Magnesium has bronchodilating properties attributed to its role as a powerful relaxant of smooth muscle. It has not been widely developed as a therapeutic agent because of problems with excessive systemic vasodilation, hypotension, and unpleasant symptoms. In addition, studies have not demonstrated benefit in stable asthma, and studies in acute exacerbations have shown conflicting results. Hughes and colleagues conducted a randomized, placebo-controlled trial of nebulized isotonic magnesium sulfate as an adjunct to albuterol in the emergency treatment of acute asthma.
They studied patients 16 to 65 years of age who presented to two emergency departments in New Zealand because of severe asthma during one year. For inclusion, patients had to be diagnosed with asthma and have a forced expiratory volume in one second (FEV1) of less than 50 percent of predicted value. Patients with pneumonia, hypotension, fixed airway obstruction, cardiac or renal disease, or pregnancy, and those requiring immediate intubation were excluded from the study. After assessment, all patients were given 2.5 mg of albuterol by jet nebulization plus 100 mg of intravenous hydrocortisone.
If the FEV1 remained below 50 percent of predicted after 30 minutes, the patients were randomized to receive 2.5 mg of albuterol mixed with either 2.5 mL of isotonic magnesium sulfate or 2.5 mL of isotonic saline on three occasions at 30-minute intervals. Patients and staff were blinded to treatment allocation. Vital signs and FEV1 were recorded before and 30 minutes after each nebulization treatment. Patients whose FEV1 remained below 50 per-cent of predicted value after the final treatment were recommended for hospital admission.
|Baseline FEV1< 30% predicted||Baseline FEV1,> 30% predicted|
|FEV1measurements||Magnesium, n = 12||Saline, n = 12||Magnesium, n = 16||Saline,n = 12|
|At baseline (L)||0.90 (0.35)||0.82 (0.17)||1.50 (0.30)||1.58 (0.30)|
|At 90 minutes (L)||1.73 (0.70)||1.01 (0.22)||2.14 (0.71)||2.09 (0.68)|
The 28 eligible patients assigned to receive magnesium were comparable to the 24 patients who received saline in all significant respects. Thirty minutes after the third nebulizer treatment, the mean FEV1 in patients treated with magnesium was 1.96 L compared with 1.55 L in the control group. As a percentage of the predicted value, the FEV1 results were 51.2 percent in those treated with magnesium compared with 41.3 percent in the control group. Compared with baseline measurements, the FEV1 improved by 0.72 L in the magnesium-treated group and by 0.35 L in the control group. Twelve patients treated with magnesium and 17 treated with saline were admitted to the hospital following treatment in the emergency department. The differences in FEV1 improvement between the two treatments was greatest in patients with life-threatening asthma (FEV1 less than 30 percent of predicted value).
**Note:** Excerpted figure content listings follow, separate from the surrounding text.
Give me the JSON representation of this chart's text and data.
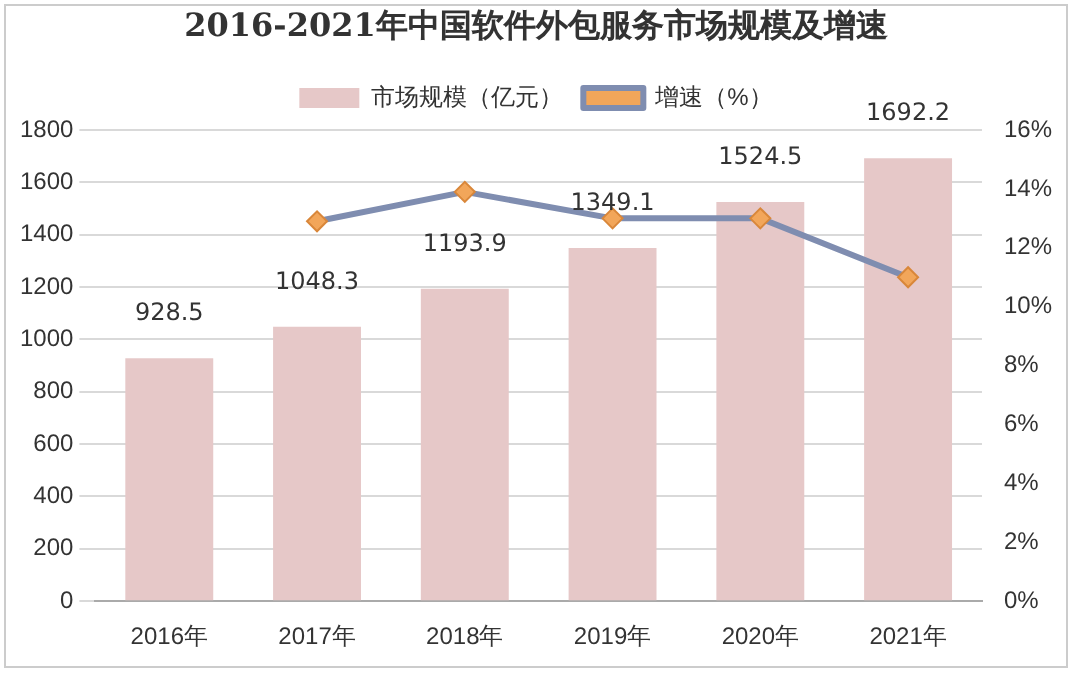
{
  "chart_data": {
    "type": "bar",
    "title": "2016-2021年中国软件外包服务市场规模及增速",
    "categories": [
      "2016年",
      "2017年",
      "2018年",
      "2019年",
      "2020年",
      "2021年"
    ],
    "series": [
      {
        "name": "市场规模（亿元）",
        "color": "#e6c8c8",
        "values": [
          928.5,
          1048.3,
          1193.9,
          1349.1,
          1524.5,
          1692.2
        ]
      },
      {
        "name": "增速（%）",
        "type": "line",
        "axis": "y2",
        "color": "#7f8db0",
        "values": [
          null,
          12.9,
          13.9,
          13.0,
          13.0,
          11.0
        ]
      }
    ],
    "ylim": [
      0,
      1800
    ],
    "yticks": [
      0,
      200,
      400,
      600,
      800,
      1000,
      1200,
      1400,
      1600,
      1800
    ],
    "y2lim": [
      0,
      16
    ],
    "y2ticks": [
      {
        "value": 0,
        "label": "0%"
      },
      {
        "value": 2,
        "label": "2%"
      },
      {
        "value": 4,
        "label": "4%"
      },
      {
        "value": 6,
        "label": "6%"
      },
      {
        "value": 8,
        "label": "8%"
      },
      {
        "value": 10,
        "label": "10%"
      },
      {
        "value": 12,
        "label": "12%"
      },
      {
        "value": 14,
        "label": "14%"
      },
      {
        "value": 16,
        "label": "16%"
      }
    ],
    "grid": "y",
    "legend": "top",
    "marker": "diamond",
    "line_style": "solid",
    "value_labels": [
      "928.5",
      "1048.3",
      "1193.9",
      "1349.1",
      "1524.5",
      "1692.2"
    ]
  }
}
The two groups did not differ in changes in blood pressure or heart rate, and no clinically significant adverse reactions were noted (see accompanying table).
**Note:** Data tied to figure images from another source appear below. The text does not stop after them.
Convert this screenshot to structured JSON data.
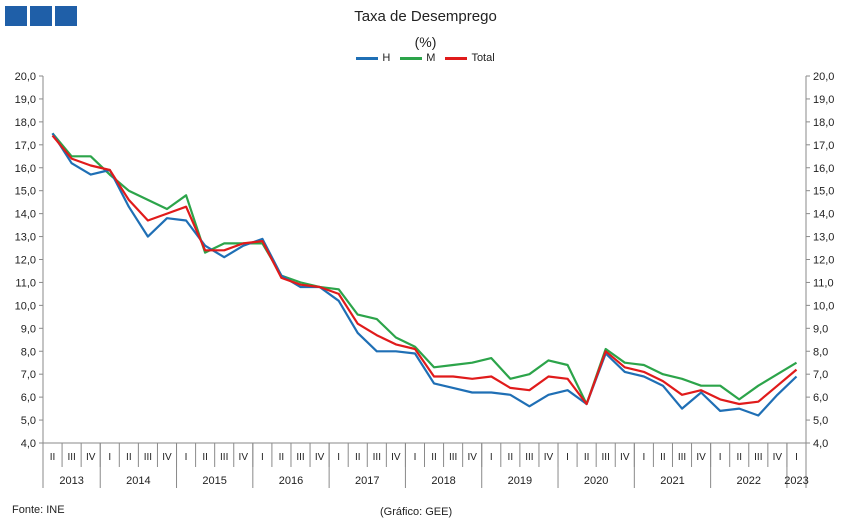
{
  "title": "Taxa de Desemprego",
  "subtitle": "(%)",
  "source": "Fonte: INE",
  "credit": "(Gráfico: GEE)",
  "colors": {
    "H": "#1f6fb5",
    "M": "#2ca44a",
    "Total": "#e01b1b",
    "axis": "#8a8a8a",
    "logo": "#1f5fa8"
  },
  "chart_data": {
    "type": "line",
    "title": "Taxa de Desemprego",
    "subtitle": "(%)",
    "ylim": [
      4.0,
      20.0
    ],
    "ytick_step": 1.0,
    "yticks_both_sides": true,
    "grid": false,
    "legend_position": "top-center",
    "x": [
      "2013 II",
      "2013 III",
      "2013 IV",
      "2014 I",
      "2014 II",
      "2014 III",
      "2014 IV",
      "2015 I",
      "2015 II",
      "2015 III",
      "2015 IV",
      "2016 I",
      "2016 II",
      "2016 III",
      "2016 IV",
      "2017 I",
      "2017 II",
      "2017 III",
      "2017 IV",
      "2018 I",
      "2018 II",
      "2018 III",
      "2018 IV",
      "2019 I",
      "2019 II",
      "2019 III",
      "2019 IV",
      "2020 I",
      "2020 II",
      "2020 III",
      "2020 IV",
      "2021 I",
      "2021 II",
      "2021 III",
      "2021 IV",
      "2022 I",
      "2022 II",
      "2022 III",
      "2022 IV",
      "2023 I"
    ],
    "quarter_labels": [
      "II",
      "III",
      "IV",
      "I",
      "II",
      "III",
      "IV",
      "I",
      "II",
      "III",
      "IV",
      "I",
      "II",
      "III",
      "IV",
      "I",
      "II",
      "III",
      "IV",
      "I",
      "II",
      "III",
      "IV",
      "I",
      "II",
      "III",
      "IV",
      "I",
      "II",
      "III",
      "IV",
      "I",
      "II",
      "III",
      "IV",
      "I",
      "II",
      "III",
      "IV",
      "I"
    ],
    "years": [
      "2013",
      "2014",
      "2015",
      "2016",
      "2017",
      "2018",
      "2019",
      "2020",
      "2021",
      "2022",
      "2023"
    ],
    "series": [
      {
        "name": "H",
        "values": [
          17.5,
          16.2,
          15.7,
          15.9,
          14.3,
          13.0,
          13.8,
          13.7,
          12.6,
          12.1,
          12.6,
          12.9,
          11.3,
          10.8,
          10.8,
          10.2,
          8.8,
          8.0,
          8.0,
          7.9,
          6.6,
          6.4,
          6.2,
          6.2,
          6.1,
          5.6,
          6.1,
          6.3,
          5.7,
          7.9,
          7.1,
          6.9,
          6.5,
          5.5,
          6.2,
          5.4,
          5.5,
          5.2,
          6.1,
          6.9
        ]
      },
      {
        "name": "M",
        "values": [
          17.5,
          16.5,
          16.5,
          15.7,
          15.0,
          14.6,
          14.2,
          14.8,
          12.3,
          12.7,
          12.7,
          12.7,
          11.3,
          11.0,
          10.8,
          10.7,
          9.6,
          9.4,
          8.6,
          8.2,
          7.3,
          7.4,
          7.5,
          7.7,
          6.8,
          7.0,
          7.6,
          7.4,
          5.7,
          8.1,
          7.5,
          7.4,
          7.0,
          6.8,
          6.5,
          6.5,
          5.9,
          6.5,
          7.0,
          7.5
        ]
      },
      {
        "name": "Total",
        "values": [
          17.4,
          16.4,
          16.1,
          15.9,
          14.6,
          13.7,
          14.0,
          14.3,
          12.4,
          12.4,
          12.7,
          12.8,
          11.2,
          10.9,
          10.8,
          10.5,
          9.2,
          8.7,
          8.3,
          8.1,
          6.9,
          6.9,
          6.8,
          6.9,
          6.4,
          6.3,
          6.9,
          6.8,
          5.7,
          8.0,
          7.3,
          7.1,
          6.7,
          6.1,
          6.3,
          5.9,
          5.7,
          5.8,
          6.5,
          7.2
        ]
      }
    ]
  }
}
The authors conclude that isotonic magnesium sulfate enhances salbutamol nebulizer treatment of severe acute asthma and produces about twice the increase in FEV1 of albuterol alone. They stress the importance of using isotonic solutions (formulated to 250 mmol per L), the route of administration, and the careful selection and monitoring of patients. These results, plus those of previous studies, indicate that magnesium is effective in the treatment of severe exacerbations of asthma (peak expiratory flow 38 percent of predicted value) but not in situations where the FEV1 is 60 percent or more of predicted value. This selectivity could explain the apparently conflicting results of previous studies. The article and an accompanying editorial call for more research into the role of magnesium in acute severe asthma and chronic obstructive pulmonary disease.